EP by New Order
- Released: 2003
- Genre: Ambient
- Length: 30:15
- Label: London
- Producer: New Order

New Order chronology
| 1981-1982 New Order (1982) | The Peter Saville Show Soundtrack (2003) |  |

= The Peter Saville Show Soundtrack =

Album by New Order

The Peter Saville Show Soundtrack is an EP released by British band New Order in 2003. It was produced to accompany a Peter Saville exhibition, The Peter Saville Show, which appeared at London's Design Museum in 2003, and from 23 January to 18 April 2004 at Urbis in Manchester.

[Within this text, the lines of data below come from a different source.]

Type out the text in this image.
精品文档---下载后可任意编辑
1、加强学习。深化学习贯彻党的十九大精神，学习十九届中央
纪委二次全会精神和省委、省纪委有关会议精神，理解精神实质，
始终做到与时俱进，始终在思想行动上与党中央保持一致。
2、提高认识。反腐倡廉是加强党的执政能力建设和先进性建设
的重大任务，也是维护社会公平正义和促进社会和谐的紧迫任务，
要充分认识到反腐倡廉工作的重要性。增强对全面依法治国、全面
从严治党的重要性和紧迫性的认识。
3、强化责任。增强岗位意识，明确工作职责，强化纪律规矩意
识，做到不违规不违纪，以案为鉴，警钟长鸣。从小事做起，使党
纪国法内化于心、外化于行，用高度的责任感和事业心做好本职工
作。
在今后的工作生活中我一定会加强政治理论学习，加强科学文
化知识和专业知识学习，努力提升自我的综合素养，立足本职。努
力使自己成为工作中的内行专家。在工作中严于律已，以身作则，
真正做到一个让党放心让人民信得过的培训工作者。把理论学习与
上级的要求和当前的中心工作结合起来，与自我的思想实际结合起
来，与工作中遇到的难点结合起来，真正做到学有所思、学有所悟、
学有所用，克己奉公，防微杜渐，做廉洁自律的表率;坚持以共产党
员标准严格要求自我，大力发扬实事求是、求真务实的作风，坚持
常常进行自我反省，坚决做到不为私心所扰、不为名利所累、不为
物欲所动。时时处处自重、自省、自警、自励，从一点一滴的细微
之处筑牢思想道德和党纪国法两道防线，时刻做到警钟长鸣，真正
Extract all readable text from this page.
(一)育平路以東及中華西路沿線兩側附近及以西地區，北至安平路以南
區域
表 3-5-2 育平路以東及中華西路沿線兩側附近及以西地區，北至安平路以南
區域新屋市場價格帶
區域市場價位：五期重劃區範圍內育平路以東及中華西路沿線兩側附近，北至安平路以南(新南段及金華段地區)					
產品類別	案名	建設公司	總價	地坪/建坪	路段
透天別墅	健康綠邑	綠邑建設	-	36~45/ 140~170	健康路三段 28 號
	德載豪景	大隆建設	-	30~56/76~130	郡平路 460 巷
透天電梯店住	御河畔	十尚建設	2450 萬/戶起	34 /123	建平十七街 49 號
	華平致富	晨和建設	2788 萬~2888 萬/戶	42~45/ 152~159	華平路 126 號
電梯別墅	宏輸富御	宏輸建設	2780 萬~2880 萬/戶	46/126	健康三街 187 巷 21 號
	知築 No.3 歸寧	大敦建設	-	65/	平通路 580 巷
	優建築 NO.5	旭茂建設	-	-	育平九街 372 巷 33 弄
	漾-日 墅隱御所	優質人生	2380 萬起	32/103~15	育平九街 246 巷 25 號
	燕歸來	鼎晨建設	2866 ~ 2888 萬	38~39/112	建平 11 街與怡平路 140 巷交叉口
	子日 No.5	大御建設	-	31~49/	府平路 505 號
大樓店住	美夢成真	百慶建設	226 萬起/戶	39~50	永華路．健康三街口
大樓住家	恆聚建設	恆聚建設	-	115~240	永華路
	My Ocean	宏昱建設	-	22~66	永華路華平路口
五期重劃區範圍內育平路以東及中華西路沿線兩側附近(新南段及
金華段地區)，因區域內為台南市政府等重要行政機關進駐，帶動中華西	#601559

Peter Saville was a partner in Factory Records and a graphic designer who designed many record sleeves for Joy Division and New Order throughout their careers at Factory Records. The exhibition included this artwork and other graphic design from Saville's ongoing career.

Although The Peter Saville Show Soundtrack is credited to New Order, only New Order members Stephen Morris, Peter Hook and Phil Cunningham were involved in producing the music - Bernard Sumner was not present for the recording. This was a CD-only release, limited to 3,000 copies. It was released by London Records with the catalogue number "SAVILLE1".

As is typical of many New Order releases, the sleeve of the CD has no printed information of its contents. The front cover shows Saville at his drawing board, whereas the back shows a screen print frame for the Peter Saville Show exhibition poster. The inner sleeve (made of a slightly lighter weight card) shows two photographs (one on front and one on back) of the exhibition artwork in preparation. The disc itself states that The Peter Saville Show Soundtrack was written and produced by New Order and mixed by Merv De Peyer. It also states that the design and photography was by the Graphic Thought Facility. The only indication of a catalogue number is shown on the reverse (shiny) side of the disc. Around the centre hole clearly reads 'DISCTRONICS' and 'SAVILLE 1 01'.